3      Verbintenissen en hun bronnen

Volgens de gangbare doctrine bestaat een verbintenis uit twee onderdelen.[13] Aan de kant van de debiteur is er een rechtsplicht; de debiteur moet een prestatie verrichten. Aan de kant van de crediteur is er een vorderingsrecht, inhoudende dat de debiteur zijn rechtsplicht nakomt.

Rechtsplichten kunnen op twee manieren bestaan. Ze kunnen door een rechtsregel worden verbonden aan het feit dat iemand een bepaalde status heeft, zoals de status van beheerder van een stuk grond[14], of die van nabuur.[15] Rechtsplichten kunnen ook het gevolg zijn van een gebeurtenis, zoals het sluiten van een overeenkomst of het veroorzaken van schade. Een typisch voorbeeld is de plicht van Cohen om aan Lindenbaum schadevergoeding te betalen. Deze plicht is ontstaan doordat Cohen de bediende van Lindenbaum had omgekocht waardoor bedrijfsmatige schade voor Cohen ontstond.

De rechtsplicht die uit maakt van een verbintenis deel en waar dus een vorderingsrecht tegenover staat is steeds het resultaat van een gebeurtenis.

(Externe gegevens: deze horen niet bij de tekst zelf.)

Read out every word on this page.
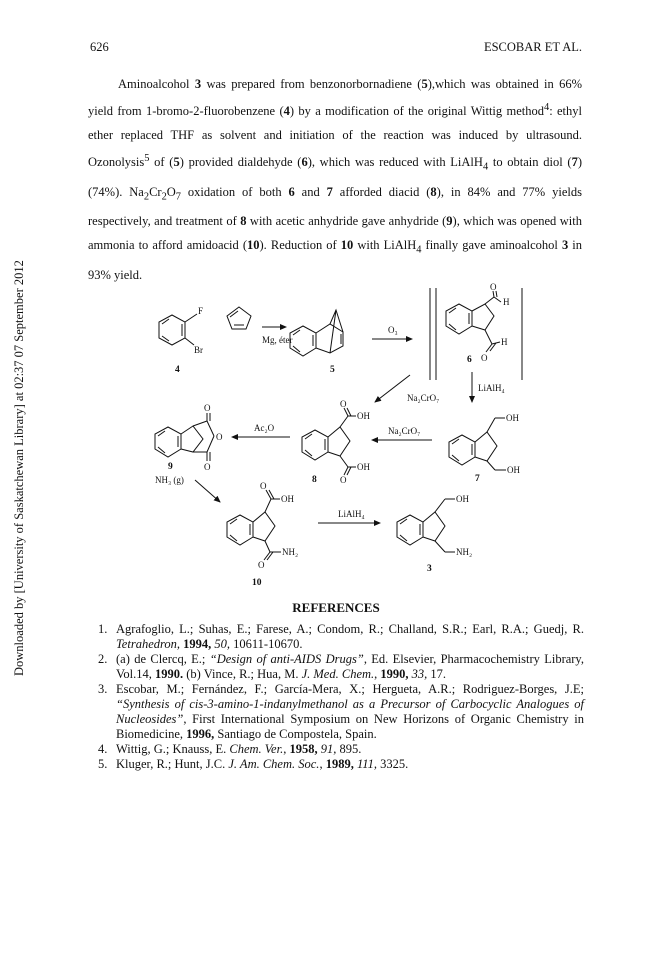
626	ESCOBAR ET AL.
Downloaded by [University of Saskatchewan Library] at 02:37 07 September 2012

Aminoalcohol 3 was prepared from benzonorbornadiene (5),which was obtained in 66% yield from 1-bromo-2-fluorobenzene (4) by a modification of the original Wittig method$^4$: ethyl ether replaced THF as solvent and initiation of the reaction was induced by ultrasound. Ozonolysis$^5$ of (5) provided dialdehyde (6), which was reduced with LiAlH$_4$ to obtain diol (7) (74%). $Na_2Cr_2O_7$ oxidation of both 6 and 7 afforded diacid (8), in 84% and 77% yields respectively, and treatment of 8 with acetic anhydride gave anhydride (9), which was opened with ammonia to afford amidoacid (10). Reduction of 10 with LiAlH$_4$ finally gave aminoalcohol 3 in 93% yield.

F
Br
O
H
O
H
O
O
O
O
OH
O
OH
OH
OH
O
OH
O
NH₂
OH
NH₂
Mg, éter
O₃
Na₂CrO₇
LiAlH₄
Na₂CrO₇
Ac₂O
NH₃ (g)
LiAlH₄
4	5
6
9
8	7
10
3
REFERENCES
1. Agrafoglio, L.; Suhas, E.; Farese, A.; Condom, R.; Challand, S.R.; Earl, R.A.; Guedj, R. Tetrahedron, 1994, 50, 10611-10670.
2. (a) de Clercq, E.; “Design of anti-AIDS Drugs”, Ed. Elsevier, Pharmacochemistry Library, Vol.14, 1990. (b) Vince, R.; Hua, M. J. Med. Chem., 1990, 33, 17.
3. Escobar, M.; Fernández, F.; García-Mera, X.; Hergueta, A.R.; Rodriguez-Borges, J.E; “Synthesis of cis-3-amino-1-indanylmethanol as a Precursor of Carbocyclic Analogues of Nucleosides”, First International Symposium on New Horizons of Organic Chemistry in Biomedicine, 1996, Santiago de Compostela, Spain.
4. Wittig, G.; Knauss, E. Chem. Ver., 1958, 91, 895.
5. Kluger, R.; Hunt, J.C. J. Am. Chem. Soc., 1989, 111, 3325.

Het is niet mogelijk dat er een verbintenis is verbonden aan het enkele bezit van een bepaalde status. Zo kunnen eigenaren wel rechtsplichten hebben, maar hebben ze, in die hoedanigheid, geen verbintenissen. Dit brengt mee dat er steeds een reden zal zijn voor het bestaan van een verbintenis en die reden is de gebeurtenis waar de verbintenis uit voortvloeide. Het sluiten van een overeenkomst is de reden waarom er een verbintenis uit overeenkomst is en een onrechtmatige gedraging is, in combinatie met enkele randvoorwaarden, de reden waarom er een verbintenis uit onrechtmatige daad is.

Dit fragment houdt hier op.